The HapMap project has so far identified several million SNPs in DNA from multiple individuals.

Three years after its launch, Phase I of the International HapMap project (HapMap) is now complete (The International HapMap Consortium. Nature 437, 1299–1320; 2005). The information is already helping researchers to identify the root genetic cause of common diseases, and to predict differences in drug effectiveness and side effects between patients.

The HapMap provides a new dimension to the pharmacogenomics era. The project, a collaboration between academic researchers worldwide and Perlegen Sciences, Affymetrix and Illumina, identified one million of the estimated 10 million changes in individual bases of DNA in the human genome, called single-nucleotide polymorphisms (SNPs), in 269 individuals from different ethnic backgrounds.
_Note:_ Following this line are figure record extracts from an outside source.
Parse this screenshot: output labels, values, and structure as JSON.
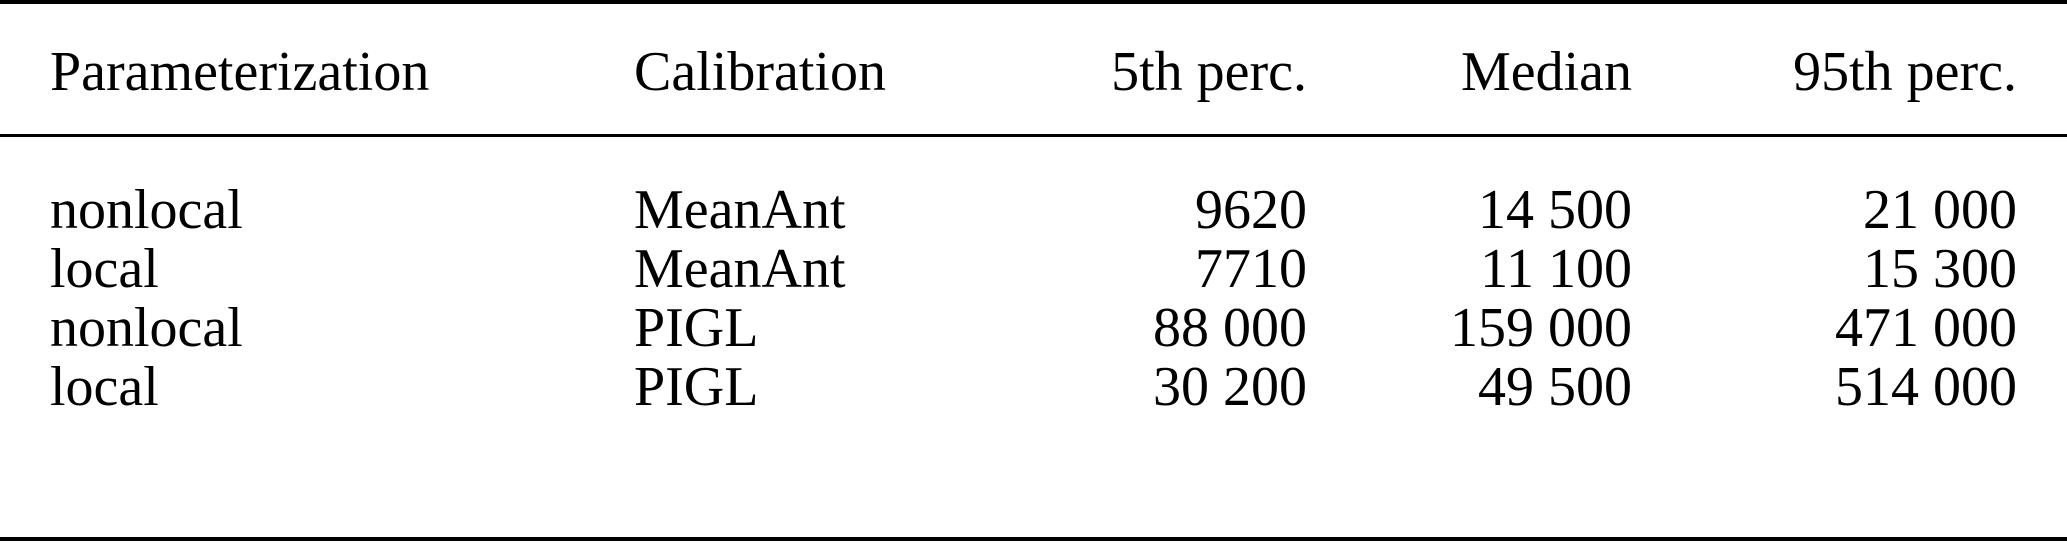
{
  "table": {
    "headers": [
      "Parameterization",
      "Calibration",
      "5th perc.",
      "Median",
      "95th perc."
    ],
    "rows": [
      [
        "nonlocal",
        "MeanAnt",
        "9620",
        "14 500",
        "21 000"
      ],
      [
        "local",
        "MeanAnt",
        "7710",
        "11 100",
        "15 300"
      ],
      [
        "nonlocal",
        "PIGL",
        "88 000",
        "159 000",
        "471 000"
      ],
      [
        "local",
        "PIGL",
        "30 200",
        "49 500",
        "514 000"
      ]
    ]
  }
}
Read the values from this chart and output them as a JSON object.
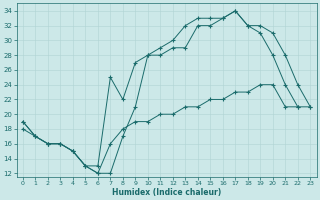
{
  "xlabel": "Humidex (Indice chaleur)",
  "bg_color": "#cce8e8",
  "line_color": "#1a6b6b",
  "grid_color": "#b0d4d4",
  "xlim": [
    -0.5,
    23.5
  ],
  "ylim": [
    11.5,
    35.0
  ],
  "yticks": [
    12,
    14,
    16,
    18,
    20,
    22,
    24,
    26,
    28,
    30,
    32,
    34
  ],
  "xticks": [
    0,
    1,
    2,
    3,
    4,
    5,
    6,
    7,
    8,
    9,
    10,
    11,
    12,
    13,
    14,
    15,
    16,
    17,
    18,
    19,
    20,
    21,
    22,
    23
  ],
  "line1_x": [
    0,
    1,
    2,
    3,
    4,
    5,
    6,
    7,
    8,
    9,
    10,
    11,
    12,
    13,
    14,
    15,
    16,
    17,
    18,
    19,
    20,
    21,
    22
  ],
  "line1_y": [
    19,
    17,
    16,
    16,
    15,
    13,
    13,
    25,
    22,
    27,
    28,
    29,
    30,
    32,
    33,
    33,
    33,
    34,
    32,
    31,
    28,
    24,
    21
  ],
  "line2_x": [
    0,
    1,
    2,
    3,
    4,
    5,
    6,
    7,
    8,
    9,
    10,
    11,
    12,
    13,
    14,
    15,
    16,
    17,
    18,
    19,
    20,
    21,
    22,
    23
  ],
  "line2_y": [
    19,
    17,
    16,
    16,
    15,
    13,
    12,
    12,
    17,
    21,
    28,
    28,
    29,
    29,
    32,
    32,
    33,
    34,
    32,
    32,
    31,
    28,
    24,
    21
  ],
  "line3_x": [
    0,
    1,
    2,
    3,
    4,
    5,
    6,
    7,
    8,
    9,
    10,
    11,
    12,
    13,
    14,
    15,
    16,
    17,
    18,
    19,
    20,
    21,
    22,
    23
  ],
  "line3_y": [
    18,
    17,
    16,
    16,
    15,
    13,
    12,
    16,
    18,
    19,
    19,
    20,
    20,
    21,
    21,
    22,
    22,
    23,
    23,
    24,
    24,
    21,
    21,
    21
  ]
}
SNPs often cluster together in the genome closely enough to be inherited as a unit. The arrangement of these SNPs within the unit is called a haplotype. As identifying one variation within these blocks acts as a tag to identify a whole series of mutations, the entire genome can now be scanned more easily to find all the factors involved in disease. “If you really want to go down to the genetics, you will probably go to a larger, more complex encyclopaedia,” says Allen Roses, senior Vice-President, Genetics Research at GlaxoSmithKline.

There have been some concerns as to how useful this haplotype data will actually turn out to be for drug discovery and development. Companies and academic laboratories that have taken advantage of the fact that the accumulating data have always been publicly available say that they are already reaping benefits.

For instance, the Iceland-based company deCODE Genetics recently discovered a haplotype around the gene encoding leukotriene A4 hydrolase that is associated with a significantly greater risk of heart attack among African Americans (Helgadottir, A. et al. Nature Genet. Published online: 10 November 2005; 10.1038/ng1692).

“One of the critical instruments that we used to pull out these new findings are the HapMap data,” says Kári Stefánsson, CEO and director of deCODE, and senior investigator of the study.

Mark Rieder, research assistant professor in Genome Sciences at the University of Washington, Seattle, says the HapMap data proved useful in his studies on differences in patient response to the anticoagulant drug warfarin.

Warfarin is used worldwide for the long-term prevention of blood clots, but it is notoriously difficult to control the dose and many medications interfere with the effectiveness of the drug. Rieder and co-workers published a study earlier this year showing that variations in the gene encoding for the vitamin K epoxide reductase complex 1 can be used to group patients into low-, intermediate- and high-dose warfarin groups (Rieder, M. J. et al. NEJM 352, 2285–2293; 2005).

“We used the first release of the HapMap data, but at that stage it was probably not efficient in terms of density of SNPs compared to what we already knew about for this particular gene,” says Rieder.

“But this is changing,” he adds. “I am sure the HapMap will allow us to go wider and we will try to pull out other genes involved if that is the case.” Data on an additional 2.5 million SNPs from Phase II of the HapMap project have already been generated, and were deposited into the public domain last month.

However, researchers benefiting from the HapMap data admit that ease of use could be a problem. “You need good analytical instruments, you need people who understand statistics and who are willing to deal with complex multiple testing,” says Stefánsson.

Pharmaceutical companies may have the facilities and the capabilities necessary to use the HapMap data efficiently, but at the moment most academic settings will struggle with the vast amount of information, the level of expertise and the amount of computer power needed.

“For the average researcher, at this point, it is actually difficult to pitch out the most important SNPs. There is still a large barrier to drill down into the data and really say 'I want these SNPs for genotyping this study,'” says Rieder.